Earth Summit is doomed to fail, say leading ecologists - environment - 10 February 2012... - 0 views

  • "We are disillusioned. The current political system is broken," said Bob Watson, the UK government's chief environmental science advisor
  • "Last time in Rio we had an unreasonable faith in governments. Since then we've lost our innocence in believing government was wise and benevolent and far-sighted. That's been blown completely out of the water," said Camilla Toulmin, director of the International Institute for Environment and Development, a non-profit organisation based in London.
  • "The UN text [for the summit declaration] is weak," said energy researcher José Goldemberg, who was Brazil's environment secretary at the time of the first summit.
  • ...2 more annotations...
  • Syukuro Manabe, a climate modeller at the US National Oceanic and Atmospheric Administration, "the political system is not motivated to worry about the future".
  • "Decision-makers should learn from and scale up grass-roots action and knowledge in areas like energy, food, water and natural resources," the panel declared.
adairconditioner

VRV (Variable Refrigerant Volume) Air Conditioner - 0 views

It was nice reading,thank you for sharing.A.D. Airconditioner (P) Ltd. Delhi Ncr India is prominent sales and service dealer for Best Air Conditioner Brands like Daikin,Blue Star,Carrier,Mitsubishi...
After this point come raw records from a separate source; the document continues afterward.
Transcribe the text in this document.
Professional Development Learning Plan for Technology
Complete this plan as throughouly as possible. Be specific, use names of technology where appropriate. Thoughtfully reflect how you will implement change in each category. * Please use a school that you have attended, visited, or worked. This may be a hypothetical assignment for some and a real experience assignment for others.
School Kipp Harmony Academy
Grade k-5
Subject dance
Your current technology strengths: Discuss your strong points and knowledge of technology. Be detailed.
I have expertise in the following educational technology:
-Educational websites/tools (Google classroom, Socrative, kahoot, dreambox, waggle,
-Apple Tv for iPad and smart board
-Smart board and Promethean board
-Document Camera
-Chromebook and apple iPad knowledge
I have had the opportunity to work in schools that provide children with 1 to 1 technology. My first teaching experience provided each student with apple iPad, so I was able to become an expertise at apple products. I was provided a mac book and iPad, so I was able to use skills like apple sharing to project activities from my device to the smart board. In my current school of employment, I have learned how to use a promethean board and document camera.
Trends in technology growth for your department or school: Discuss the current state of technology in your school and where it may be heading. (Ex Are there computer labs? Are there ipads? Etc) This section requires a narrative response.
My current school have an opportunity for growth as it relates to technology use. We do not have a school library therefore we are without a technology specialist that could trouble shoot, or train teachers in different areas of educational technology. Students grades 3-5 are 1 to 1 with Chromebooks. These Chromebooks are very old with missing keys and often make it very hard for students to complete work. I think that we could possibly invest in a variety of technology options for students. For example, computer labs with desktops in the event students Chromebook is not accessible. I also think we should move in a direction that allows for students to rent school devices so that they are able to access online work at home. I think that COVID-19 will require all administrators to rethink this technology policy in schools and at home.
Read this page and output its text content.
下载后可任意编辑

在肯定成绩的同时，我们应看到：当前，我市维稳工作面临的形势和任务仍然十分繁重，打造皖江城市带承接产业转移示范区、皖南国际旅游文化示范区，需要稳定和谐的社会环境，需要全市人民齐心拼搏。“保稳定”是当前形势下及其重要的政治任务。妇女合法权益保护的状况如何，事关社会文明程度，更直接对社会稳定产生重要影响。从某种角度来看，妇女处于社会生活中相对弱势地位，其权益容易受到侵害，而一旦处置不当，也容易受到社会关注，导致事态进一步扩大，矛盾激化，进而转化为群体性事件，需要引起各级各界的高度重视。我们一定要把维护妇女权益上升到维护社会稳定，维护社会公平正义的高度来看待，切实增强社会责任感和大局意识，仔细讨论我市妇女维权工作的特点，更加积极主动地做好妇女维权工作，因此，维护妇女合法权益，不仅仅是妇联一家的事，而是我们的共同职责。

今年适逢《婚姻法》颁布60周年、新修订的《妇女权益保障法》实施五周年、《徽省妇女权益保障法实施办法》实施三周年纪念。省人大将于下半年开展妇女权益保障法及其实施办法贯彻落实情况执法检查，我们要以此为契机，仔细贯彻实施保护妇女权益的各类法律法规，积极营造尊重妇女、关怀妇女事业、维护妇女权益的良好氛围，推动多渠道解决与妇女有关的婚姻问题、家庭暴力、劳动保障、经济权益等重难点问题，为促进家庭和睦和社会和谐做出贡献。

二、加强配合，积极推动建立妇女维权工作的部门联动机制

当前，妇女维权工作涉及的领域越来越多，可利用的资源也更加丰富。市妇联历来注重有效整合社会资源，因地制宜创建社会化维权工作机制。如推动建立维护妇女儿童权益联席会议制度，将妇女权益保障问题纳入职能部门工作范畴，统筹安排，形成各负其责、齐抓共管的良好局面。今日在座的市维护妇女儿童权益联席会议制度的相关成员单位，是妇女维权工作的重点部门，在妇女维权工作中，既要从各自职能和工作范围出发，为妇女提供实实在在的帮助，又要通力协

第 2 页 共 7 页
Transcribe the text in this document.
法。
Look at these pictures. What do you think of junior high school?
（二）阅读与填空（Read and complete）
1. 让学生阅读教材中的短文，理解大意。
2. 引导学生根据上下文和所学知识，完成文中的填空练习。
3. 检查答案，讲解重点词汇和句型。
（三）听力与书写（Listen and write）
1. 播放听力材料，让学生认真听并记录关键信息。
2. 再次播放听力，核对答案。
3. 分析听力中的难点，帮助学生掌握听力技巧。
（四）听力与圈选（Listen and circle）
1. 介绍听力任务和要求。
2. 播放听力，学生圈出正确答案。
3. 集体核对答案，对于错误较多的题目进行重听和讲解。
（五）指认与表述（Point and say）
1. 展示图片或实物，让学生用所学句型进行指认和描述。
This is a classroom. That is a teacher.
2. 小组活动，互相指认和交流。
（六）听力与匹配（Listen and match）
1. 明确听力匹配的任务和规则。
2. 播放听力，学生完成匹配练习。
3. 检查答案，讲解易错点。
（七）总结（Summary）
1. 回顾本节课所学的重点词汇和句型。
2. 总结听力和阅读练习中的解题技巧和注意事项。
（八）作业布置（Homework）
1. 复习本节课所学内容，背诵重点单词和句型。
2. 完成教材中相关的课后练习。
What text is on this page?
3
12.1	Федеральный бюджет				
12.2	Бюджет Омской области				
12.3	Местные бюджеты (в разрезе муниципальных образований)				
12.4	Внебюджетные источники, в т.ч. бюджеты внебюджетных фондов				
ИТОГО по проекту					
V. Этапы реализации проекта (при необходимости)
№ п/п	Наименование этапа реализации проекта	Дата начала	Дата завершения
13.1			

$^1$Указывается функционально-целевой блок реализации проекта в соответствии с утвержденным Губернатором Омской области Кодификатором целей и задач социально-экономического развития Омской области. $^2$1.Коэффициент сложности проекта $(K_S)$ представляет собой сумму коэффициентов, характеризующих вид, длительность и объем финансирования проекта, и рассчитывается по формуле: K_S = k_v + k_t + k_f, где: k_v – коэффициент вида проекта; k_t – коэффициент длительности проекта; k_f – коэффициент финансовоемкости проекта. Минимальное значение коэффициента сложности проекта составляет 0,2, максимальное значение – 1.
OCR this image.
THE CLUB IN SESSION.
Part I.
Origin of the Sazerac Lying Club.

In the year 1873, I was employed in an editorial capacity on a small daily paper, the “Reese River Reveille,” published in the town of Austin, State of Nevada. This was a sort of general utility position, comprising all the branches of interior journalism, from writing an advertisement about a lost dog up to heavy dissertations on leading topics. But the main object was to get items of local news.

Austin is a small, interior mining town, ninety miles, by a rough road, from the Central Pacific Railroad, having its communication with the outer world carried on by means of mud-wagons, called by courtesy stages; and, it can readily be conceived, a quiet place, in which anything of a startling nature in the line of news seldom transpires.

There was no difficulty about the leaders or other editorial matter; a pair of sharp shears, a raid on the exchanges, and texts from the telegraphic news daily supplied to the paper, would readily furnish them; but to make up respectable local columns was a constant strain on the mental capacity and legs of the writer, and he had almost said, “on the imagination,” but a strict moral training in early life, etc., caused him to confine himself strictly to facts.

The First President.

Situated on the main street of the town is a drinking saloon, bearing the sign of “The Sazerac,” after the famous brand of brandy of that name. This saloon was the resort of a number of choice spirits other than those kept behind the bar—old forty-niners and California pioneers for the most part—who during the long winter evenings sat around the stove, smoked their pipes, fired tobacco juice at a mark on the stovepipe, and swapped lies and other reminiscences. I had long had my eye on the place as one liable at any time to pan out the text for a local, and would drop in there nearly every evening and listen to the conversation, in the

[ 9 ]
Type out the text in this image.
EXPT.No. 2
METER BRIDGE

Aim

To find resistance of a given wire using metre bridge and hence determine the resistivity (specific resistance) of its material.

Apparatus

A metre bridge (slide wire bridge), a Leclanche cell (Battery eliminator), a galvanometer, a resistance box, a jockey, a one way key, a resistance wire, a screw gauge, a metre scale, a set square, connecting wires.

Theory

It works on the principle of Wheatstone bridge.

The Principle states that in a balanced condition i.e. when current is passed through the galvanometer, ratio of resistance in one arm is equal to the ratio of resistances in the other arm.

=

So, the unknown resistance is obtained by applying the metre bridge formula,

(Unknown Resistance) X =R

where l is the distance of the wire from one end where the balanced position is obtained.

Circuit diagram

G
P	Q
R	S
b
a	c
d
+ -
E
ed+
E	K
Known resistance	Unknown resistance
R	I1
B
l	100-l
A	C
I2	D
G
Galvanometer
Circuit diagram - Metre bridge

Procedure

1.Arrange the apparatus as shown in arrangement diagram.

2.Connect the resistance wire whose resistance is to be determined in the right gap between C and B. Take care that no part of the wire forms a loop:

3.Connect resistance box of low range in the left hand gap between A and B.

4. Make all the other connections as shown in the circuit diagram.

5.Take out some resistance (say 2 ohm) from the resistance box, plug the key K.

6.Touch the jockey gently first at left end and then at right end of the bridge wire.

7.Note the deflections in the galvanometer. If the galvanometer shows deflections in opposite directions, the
airconditioner split ac VRF room ductable inverter floor standing

started by adairconditioner on 26 Jun 15 no follow-up yet
Skeptical Debunker

NYT: Many polluters escape prosecution - The New York Times- msnbc.com - 0 views

  • Thousands of the nation’s largest water polluters are outside the Clean Water Act’s reach because the Supreme Court has left uncertain which waterways are protected by that law, according to interviews with regulators. As a result, some businesses are declaring that the law no longer applies to them. And pollution rates are rising. Companies that have spilled oil, carcinogens and dangerous bacteria into lakes, rivers and other waters are not being prosecuted, according to Environmental Protection Agency regulators working on those cases, who estimate that more than 1,500 major pollution investigations have been discontinued or shelved in the last four years. Story continues below ↓advertisement | your ad heredap('&PG=NBCMSN&AP=1089','300','250');The Clean Water Act was intended to end dangerous water pollution by regulating every major polluter. But today, regulators may be unable to prosecute as many as half of the nation’s largest known polluters because officials lack jurisdiction or because proving jurisdiction would be overwhelmingly difficult or time consuming, according to midlevel officials.
  •  
    The best "justice" money can buy via packing the Supreme Court with "conservatives" is bearing smelly, polluted fruit. Specifically, those "conservatives" are showing themselves to be "activist judges" in "watering down" conservation and public safety laws passed by Congress. Polluting "business" entities are apparently NOT to be considered to be within the oft-quoted and loved "conservative" limitation of the purview of the federal government to merely protect the populace from "enemies foreign and domestic". That this pollution kills and injures thousands (and poisons the environment for the countless of the "unborn") apparently doesn't matter (but if Al Qaeda was doing it, then complete suspension of all domestic rights would be justified to "fight" that!). Pictured: In 2007, a pipe maker was fined millions of dollars for dumping oil, lead and zinc into Avondale Creek in Alabama. A court ruled the waterway was exempt from the Clean Water Act. The firm eventually settled by agreeing to pay a smaller amount and submit to probation.
Skeptical Debunker

Tally of Antarctic Sealife Sheds Light on Changing Climate - 0 views

  •  
    More than 6,000 different species living on the sea-floor have been identified so far and more than half of these are unique to the icy continent. A combination of long-term monitoring studies, newly gathered information on the marine life distribution and global ocean warming models, enable the scientists to identify Antarctica's marine "biodiversity hotspots". Researcher Griffiths describes how krill populations (the shrimp-like invertebrates eaten by penguins, whales and seals) are reducing as a result of a decrease in sea-ice cover. A much smaller crustacean (copepods) is dominating the area once occupied by them. This shifts the balance of the food web to favour predators, like jellyfish, that are not eaten by penguins and other Southern Ocean higher predators. Sea-ice reduction is also affecting penguins that breed on the ice.